AAMI News January 2018

FDA Commits to Modernizing Reviews, Promoting Innovation in 2018

The Food and Drug Administration (FDA) says it will step up its efforts to modernize the review process for medical devices, placing a greater emphasis on the use of postmarket data and relying more on international standards to help evaluate products in 2018.

“FDA’s regulatory process has remained largely unchanged since it was first implemented 40 years ago,” FDA Commissioner Scott Gottlieb wrote in a blog post. “As a consequence, there are an increasing number of cases where this basic framework isn’t well-suited to reflect the innovation that we see today in certain technologies and how we must evaluate those technologies.”

Modernizing 510(k) Review

During the first quarter of 2018, the FDA plans to publish draft guidance that will outline a voluntary pathway for demonstrating “substantial equivalence” for devices that would have previously been cleared through the 510(k) pathway. Using the new alternative pathway, manufacturers would be able to demonstrate “substantial equivalence” by meeting safety and performance criteria found in FDA-recognized standards and/or published guidance documents.

“This pathway would be available for pre-specified categories of mature devices—those for which safety and performance criteria that meet or exceed the performance of existing, legally marketed devices can be identified,” Gottlieb explained. “This approach will also make it easier for FDA to conform its framework for evaluating new products to international consensus standards where such standards exist.”

Gottlieb provided the examples of ultrasound imaging machines, common in vitro diagnostic devices, and blood pressure monitors.

Balancing Pre- and Postmarket Requirements

The second draft the FDA intends to publish early this year will outline how the agency decides when it’s appropriate to “place greater reliance on postmarket data” when determining whether the probable benefits of a device outweigh any potential safety risks.
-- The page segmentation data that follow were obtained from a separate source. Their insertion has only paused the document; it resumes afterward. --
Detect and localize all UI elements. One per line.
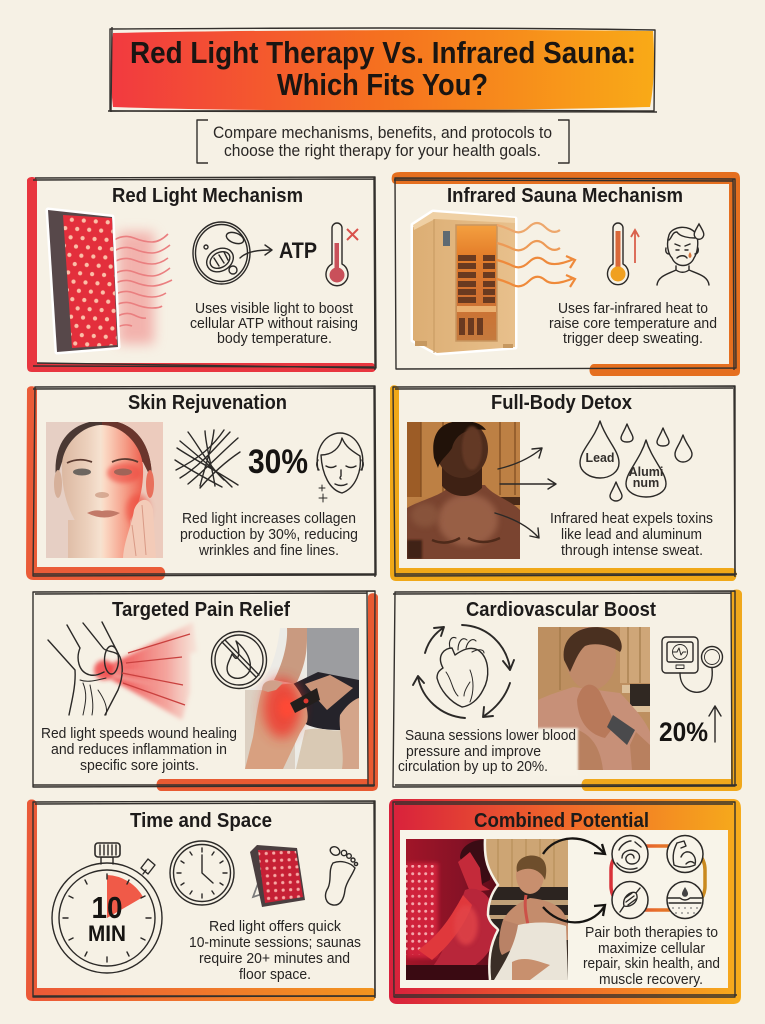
photo: man sweating in sauna [407,420,520,559]
panel: full-body detox [390,385,737,581]
description: Pair both therapies to [585,924,718,941]
description: Red light speeds wound healing [41,725,237,742]
label: lead: Lead [586,450,615,465]
description: maximize cellular [598,940,705,957]
description: and reduces inflammation in [51,741,227,758]
panel: infrared sauna mechanism [392,172,740,376]
description: raise core temperature and [549,315,717,332]
icon: collagen fibers [175,430,240,488]
subtitle with brackets: choose the right therapy for your health goals. [224,141,541,160]
title banner [108,27,657,112]
label: aluminum [629,465,663,490]
icon: muscle fibers [612,882,648,918]
icon: thermometer steady with cross [326,223,358,286]
icon: knee with red rays [48,622,197,720]
icon: sauna cabin [413,212,515,353]
panel: red light mechanism [27,177,376,372]
icon: blood pressure monitor [662,637,722,692]
subtitle with brackets: Compare mechanisms, benefits, and protocols to [213,123,552,142]
description [583,924,720,988]
description: Uses far-infrared heat to [558,300,708,317]
curved arrows to benefit icons [543,838,605,922]
icon: stopwatch with 10 minutes [52,843,162,973]
label: aluminum: Alumi [629,465,663,479]
statistic 30%: 30% [248,443,308,481]
icon: cell with mitochondrion and arrow to ATP [193,222,272,284]
description [41,725,237,774]
waves of infrared heat [497,223,575,287]
description [550,510,713,559]
heading: Full-Body Detox [491,391,633,414]
title banner: Which Fits You? [277,67,488,102]
statistic 20% with arrow [659,706,721,747]
description [180,510,358,559]
description: Red light offers quick [209,918,341,935]
description: Sauna sessions lower blood [405,727,576,744]
ATP label: ATP [279,238,317,263]
heading: Infrared Sauna Mechanism [447,184,683,207]
icon: footprint [326,845,358,905]
photo: face half lit by red light [46,420,163,558]
description: body temperature. [217,330,332,347]
panel: targeted pain relief [33,591,378,791]
panel: time and space [26,800,376,1001]
description: like lead and aluminum [561,526,702,543]
description: specific sore joints. [80,757,199,774]
arrows from body to toxins [495,448,556,538]
description: muscle recovery. [599,971,703,988]
benefit ring with four icons [611,836,705,918]
panel: combined potential [389,799,741,1004]
panel: skin rejuvenation [26,386,376,580]
description: through intense sweat. [561,542,703,559]
icon: sweating face [657,224,709,285]
heading: Time and Space [130,809,272,832]
icon: wall clock [170,841,234,905]
description: production by 30%, reducing [180,526,358,543]
description: Uses visible light to boost [195,300,354,317]
icon: skin layer [667,882,703,918]
panel: cardiovascular boost [393,590,742,791]
description [398,727,576,775]
description [549,300,717,347]
description: wrinkles and fine lines. [198,542,339,559]
icon: no inflammation symbol [212,632,266,688]
description [190,300,358,347]
waves of red light [114,232,172,344]
icon: stopwatch with 10 minutes: MIN [88,921,126,946]
photo: man checking blood pressure [538,626,650,770]
label: aluminum: num [633,476,659,490]
description: pressure and improve [406,743,541,760]
faded text backing [533,728,578,776]
subtitle with brackets [197,120,569,163]
icon: muscle [667,836,703,872]
description: Red light increases collagen [182,510,356,527]
heading: Cardiovascular Boost [466,598,656,621]
description: floor space. [239,966,311,983]
icon: toxin droplets [580,421,692,501]
icon: small red light device [250,845,305,907]
icon: stopwatch with 10 minutes: 10 [92,890,122,925]
statistic 20% with arrow: 20% [659,717,708,747]
description: repair, skin health, and [583,955,720,972]
icon: rising thermometer [608,223,639,285]
icon: cell repair [612,836,648,872]
description: circulation by up to 20%. [398,758,548,775]
heading: Skin Rejuvenation [128,391,287,414]
photo: red light device on knee [245,628,359,769]
icon: heart with circulation arrows [413,625,514,718]
description: 10-minute sessions; saunas [189,934,361,951]
photo: red light and sauna split scene [406,839,568,980]
heading: Red Light Mechanism [112,184,303,207]
description: trigger deep sweating. [563,330,703,347]
icon: red light panel device [48,210,118,352]
description: cellular ATP without raising [190,315,358,332]
heading: Targeted Pain Relief [112,598,290,621]
icon: serene face with sparkles [317,433,363,502]
title banner: Red Light Therapy Vs. Infrared Sauna: [130,35,636,70]
description: Infrared heat expels toxins [550,510,713,527]
description: require 20+ minutes and [199,950,350,967]
heading: Combined Potential [474,809,649,832]
description [189,918,361,983]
“The guidance will outline how certain issues could be ultimately resolved in the postmarket setting, rather than the premarket setting, to allow patients to gain faster access to potentially life-saving devices, when appropriate,” Gottlieb added. This approach to evaluating uncertainty could be used in any of the existing pathways the FDA uses to clear new devices—510(k), de novo, premarket approval, or humanitarian device exemptions.